When insurance supervisors and regulators put a piece of legislation or a draft regulation out for public consultation, it is important to recognise they are in fact not consulting the public at all.
Metaphorically speaking, they are basically asking whether you would like white or green window frames for the new house they built. At that point, regardless of the input you give them, they are not going to change the foundation or the overall design and structure of the house. Public consultation is merely a part of due process that policy-makers have to follow. They also use the process to check if they got something significantly wrong or if they missed something crucially important. Key decisions have been made – and supervisors have made up their minds – way before any drafts are made public.
So how then should the industry influence policy? The answer is, ‘behind closed doors’.
Effectively, dealing with regulatory matters means you must know how the game is played. In terms of lobbying and negotiating the specifics of any piece of regulation, this means being in the inner circle of people that supervisors consult privately.
To be clear, I am not implying any wrong doing or any malicious intent on anyone’s part. I am simply illustrating the reality of how regulation is ‘manufactured’, which is through rounds of private discussions and debates between supervisors and key industry representatives.
Such ‘informal’ joint thinking or development processes are what shapes any piece of regulation. For EIOPA related issues, this means discussions with the CEA and the CRO Forum etc. For the FSA, this means dialogue with the likes of the ABI and Lloyd’s.
It is key for astute insurance firms that wish to stay ahead of the curve to be active members of such associations and forums (if not so already), and through them, be seated at the table for these behind the scenes discussions. What you can’t get at that stage, you will never get at a public consultation.

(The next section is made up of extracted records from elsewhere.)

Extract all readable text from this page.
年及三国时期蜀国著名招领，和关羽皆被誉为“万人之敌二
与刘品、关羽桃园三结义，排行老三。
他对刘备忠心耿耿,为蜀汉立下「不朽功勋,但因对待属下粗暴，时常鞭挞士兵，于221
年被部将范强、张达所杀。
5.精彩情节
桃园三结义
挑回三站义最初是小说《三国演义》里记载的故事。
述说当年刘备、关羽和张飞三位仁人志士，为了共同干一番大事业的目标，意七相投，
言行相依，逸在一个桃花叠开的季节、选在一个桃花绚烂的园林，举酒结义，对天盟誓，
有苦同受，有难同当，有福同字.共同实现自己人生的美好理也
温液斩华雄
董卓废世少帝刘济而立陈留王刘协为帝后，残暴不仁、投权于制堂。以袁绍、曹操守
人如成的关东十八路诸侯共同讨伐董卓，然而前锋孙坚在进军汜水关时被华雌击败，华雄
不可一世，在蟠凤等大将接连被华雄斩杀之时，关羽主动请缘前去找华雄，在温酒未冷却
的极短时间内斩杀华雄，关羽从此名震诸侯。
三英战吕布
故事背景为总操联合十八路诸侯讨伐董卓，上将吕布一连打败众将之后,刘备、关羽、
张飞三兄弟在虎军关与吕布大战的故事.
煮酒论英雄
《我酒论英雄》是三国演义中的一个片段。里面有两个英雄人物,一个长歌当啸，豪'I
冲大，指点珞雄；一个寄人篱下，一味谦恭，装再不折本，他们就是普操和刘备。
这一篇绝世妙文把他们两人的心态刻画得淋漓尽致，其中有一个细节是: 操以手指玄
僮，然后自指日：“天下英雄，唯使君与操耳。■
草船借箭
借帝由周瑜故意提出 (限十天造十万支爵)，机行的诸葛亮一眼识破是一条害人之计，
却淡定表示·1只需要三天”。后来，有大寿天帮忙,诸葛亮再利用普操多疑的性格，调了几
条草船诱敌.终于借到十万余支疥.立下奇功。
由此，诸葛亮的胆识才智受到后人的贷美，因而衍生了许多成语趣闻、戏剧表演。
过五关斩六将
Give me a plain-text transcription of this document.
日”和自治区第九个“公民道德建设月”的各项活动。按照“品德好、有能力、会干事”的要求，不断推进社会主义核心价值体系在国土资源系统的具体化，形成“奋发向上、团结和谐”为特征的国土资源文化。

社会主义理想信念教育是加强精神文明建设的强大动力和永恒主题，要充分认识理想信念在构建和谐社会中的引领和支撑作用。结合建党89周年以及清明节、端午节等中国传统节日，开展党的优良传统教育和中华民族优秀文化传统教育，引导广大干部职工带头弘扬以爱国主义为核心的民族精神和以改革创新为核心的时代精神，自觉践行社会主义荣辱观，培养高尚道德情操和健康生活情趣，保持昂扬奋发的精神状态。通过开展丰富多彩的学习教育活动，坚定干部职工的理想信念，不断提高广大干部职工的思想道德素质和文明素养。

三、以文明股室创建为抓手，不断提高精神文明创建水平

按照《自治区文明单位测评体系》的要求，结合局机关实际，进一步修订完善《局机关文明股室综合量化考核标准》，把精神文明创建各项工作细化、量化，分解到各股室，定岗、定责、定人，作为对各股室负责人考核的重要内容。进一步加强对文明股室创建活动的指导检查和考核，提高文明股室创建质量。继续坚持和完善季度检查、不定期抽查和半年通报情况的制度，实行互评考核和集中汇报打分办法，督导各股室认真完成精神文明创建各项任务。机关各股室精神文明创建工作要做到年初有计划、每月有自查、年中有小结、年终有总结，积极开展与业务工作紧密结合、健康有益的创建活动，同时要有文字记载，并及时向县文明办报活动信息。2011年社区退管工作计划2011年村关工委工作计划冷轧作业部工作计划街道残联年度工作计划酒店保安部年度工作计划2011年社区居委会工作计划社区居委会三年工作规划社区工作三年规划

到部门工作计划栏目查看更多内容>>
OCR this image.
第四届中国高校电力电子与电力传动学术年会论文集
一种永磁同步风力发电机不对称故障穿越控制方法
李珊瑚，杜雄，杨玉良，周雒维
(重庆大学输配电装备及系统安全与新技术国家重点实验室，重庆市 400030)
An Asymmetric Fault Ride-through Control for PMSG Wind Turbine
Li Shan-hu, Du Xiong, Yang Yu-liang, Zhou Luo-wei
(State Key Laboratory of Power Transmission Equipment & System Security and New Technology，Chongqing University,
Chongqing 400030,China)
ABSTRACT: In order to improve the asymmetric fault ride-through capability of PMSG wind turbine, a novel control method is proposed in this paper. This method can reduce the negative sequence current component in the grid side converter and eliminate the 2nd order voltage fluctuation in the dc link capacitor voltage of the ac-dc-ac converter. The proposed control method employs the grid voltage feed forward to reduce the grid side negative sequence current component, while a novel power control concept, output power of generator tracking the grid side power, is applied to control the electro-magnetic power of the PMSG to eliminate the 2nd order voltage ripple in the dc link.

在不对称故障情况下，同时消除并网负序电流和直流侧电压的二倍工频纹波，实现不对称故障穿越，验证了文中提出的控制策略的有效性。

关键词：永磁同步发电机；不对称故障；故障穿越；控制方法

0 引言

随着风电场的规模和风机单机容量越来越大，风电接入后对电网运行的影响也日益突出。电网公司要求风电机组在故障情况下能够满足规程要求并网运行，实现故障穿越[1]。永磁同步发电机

By way of extrapolation, this same principle can be applied on a cross-sector basis as well. One should not wait until insurance supervisors start to publicly communicate what sort of rules and requirements they plan to introduce going forward; one needs to get engaged at a much earlier stage where the actual decisions are being made. For followers of insurance supervision, this means knowing what is happening on the banking regulatory side. To a certain extent, banking and insurance regulation have an upstream/downstream relationship – it is a matter of time for what happens to the former sector to occur on the latter.
For example, banking supervisors are considering how, and to what extent, convertible contingent bonds (COCOs) could count as core capital, and now insurance supervisors are doing the same. Similarly, banking supervisors have set out basic ideas on capital surcharges for systemically important banks (and requiring them to have recovery and resolution plans in place), and insurance supervisors are following suit.
This close relationship builds on the premise that supervisors, by nature, want to keep banking regulation and insurance regulation well aligned and consistent, but not necessarily identical. Again, that is why a keen insurance firm would closely watch what supervisors (at national or regional level) are doing on the banking side.
As the old saying goes, battles are won or lost before they are fought. Firms that take this to heart will be the ones that stay ahead in the game.
The author is the London liaison for industry and government affairs at Mitsui Sumitomo Insurance. The views expressed are the author’s own.